To be or not to be, that is the question!

;)

 
avtomat:

To be or not to be, that is the question!

;)


To be or not to be. Budmo!
 
tara:

Everything is to be. Budmo!
And drink immediately... (с)
 
gpwr:

What is the problem? The conversation was about a normally distributed price, not random straying, which are two different things.

Random price straying will give you a normally distributed price in the end - that's for sure.

;)

 
avatara:

Randomly wandering the price will give you a normally distributed price in the end - that's for sure.

;)

figure... if you look more closely, the price has more of a Laplacian distribution... - Admittedly :)
 
Aleksander:
figure... if you look more closely, the price has more of a Laplace distribution... - Admittedly :)

Incidentally, the parapmeter t in (18) is nothing but a representation of time t in the Laplace transform, so, as shown earlier https://c.mql4.com/forum/2012/07/qwzi3.JPG, RMS perfectly describes the Laplace distribution http://dic.academic.ru/dic.nsf/enc_mathematics/2650/ЛАПЛАСА.

P(t) = P0 +D*Hammasp(t/t;n+1;1;1), as interpreted by Microsoft.

 
Aleksander:
figure... if you look more closely, the price has more of a Laplace distribution... - Adnazno :)

The real price distribution, the Laplace distribution and the normal distribution are three different things... )

And SB and normal distribution are the same thing. and as I wrote:

Random price straying will give you a normally distributed price in the end....

Or do you think otherwise?

Good thing the price does not wander randomly.

;)

 
avatara:

The real price distribution, the Laplace distribution and the normal distribution are three different things... )
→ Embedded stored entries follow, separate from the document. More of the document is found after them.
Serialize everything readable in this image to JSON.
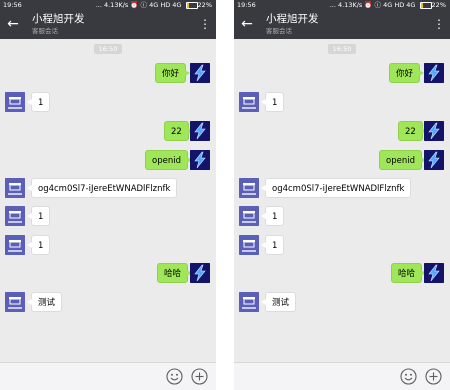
{
  "status_bar": {
    "time": "19:56",
    "right_text": "... 4.13K/s ⏰ ⓘ 4G HD 4G",
    "battery": "22%"
  },
  "header": {
    "title": "小程旭开发",
    "subtitle": "客服会话",
    "back_icon": "arrow-left-icon",
    "more_icon": "more-vertical-icon"
  },
  "timestamp": "16:50",
  "messages": [
    {
      "side": "out",
      "text": "你好"
    },
    {
      "side": "in",
      "text": "1"
    },
    {
      "side": "out",
      "text": "22"
    },
    {
      "side": "out",
      "text": "openid"
    },
    {
      "side": "in",
      "text": "og4cm0Sl7-iJereEtWNADlFlznfk"
    },
    {
      "side": "in",
      "text": "1"
    },
    {
      "side": "in",
      "text": "1"
    },
    {
      "side": "out",
      "text": "哈哈"
    },
    {
      "side": "in",
      "text": "测试"
    }
  ],
  "avatar_text": "在线门店",
  "bottom_bar": {
    "emoji_icon": "emoji-icon",
    "plus_icon": "plus-circle-icon"
  },
  "colors": {
    "header_bg": "#393a3f",
    "chat_bg": "#ebebeb",
    "outgoing_bubble": "#9fe658",
    "incoming_bubble": "#ffffff",
    "bot_avatar": "#1a1a6e",
    "shop_avatar": "#5b5fb8"
  }
}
And SB and the normal distribution are the same thing. and as written:

Or do you think otherwise?

It's a good thing that the price does not wander randomly.

;)


The random walk has price increments described by a normal distribution, not the price itself. Two different things. SB has no tendency to return to the mean and may trend away from its original value. A normally distributed price has a 100% guaranteed return to the mean.
 
gpwr:
A normally distributed price has a 100% guaranteed return to the average.
And where do we get it?
 
yosuf:

By the way, the parapmeter t in (18) is nothing but a representation of time t in the Laplace transform, so, as shown earlier https://c.mql4.com/forum/2012/07/qwzi3.JPG, RMS perfectly describes the Laplace distribution http://dic.academic.ru/dic.nsf/enc_mathematics/2650/ЛАПЛАСА.

P(t) = P0 +D*Hammasp(t/t;n+1;1;1), as interpreted by Microsoft.


Yes, the Gammarasp included in (18) describes the functions of the Laplace and many other distributions, but not the random variables themselves. This is a big difference that you apparently do not understand. Similarly, one could argue that Exp(-x^2/sigma) is the best white noise regression function because it describes its statistical (Gaussian) distribution. Bullshit!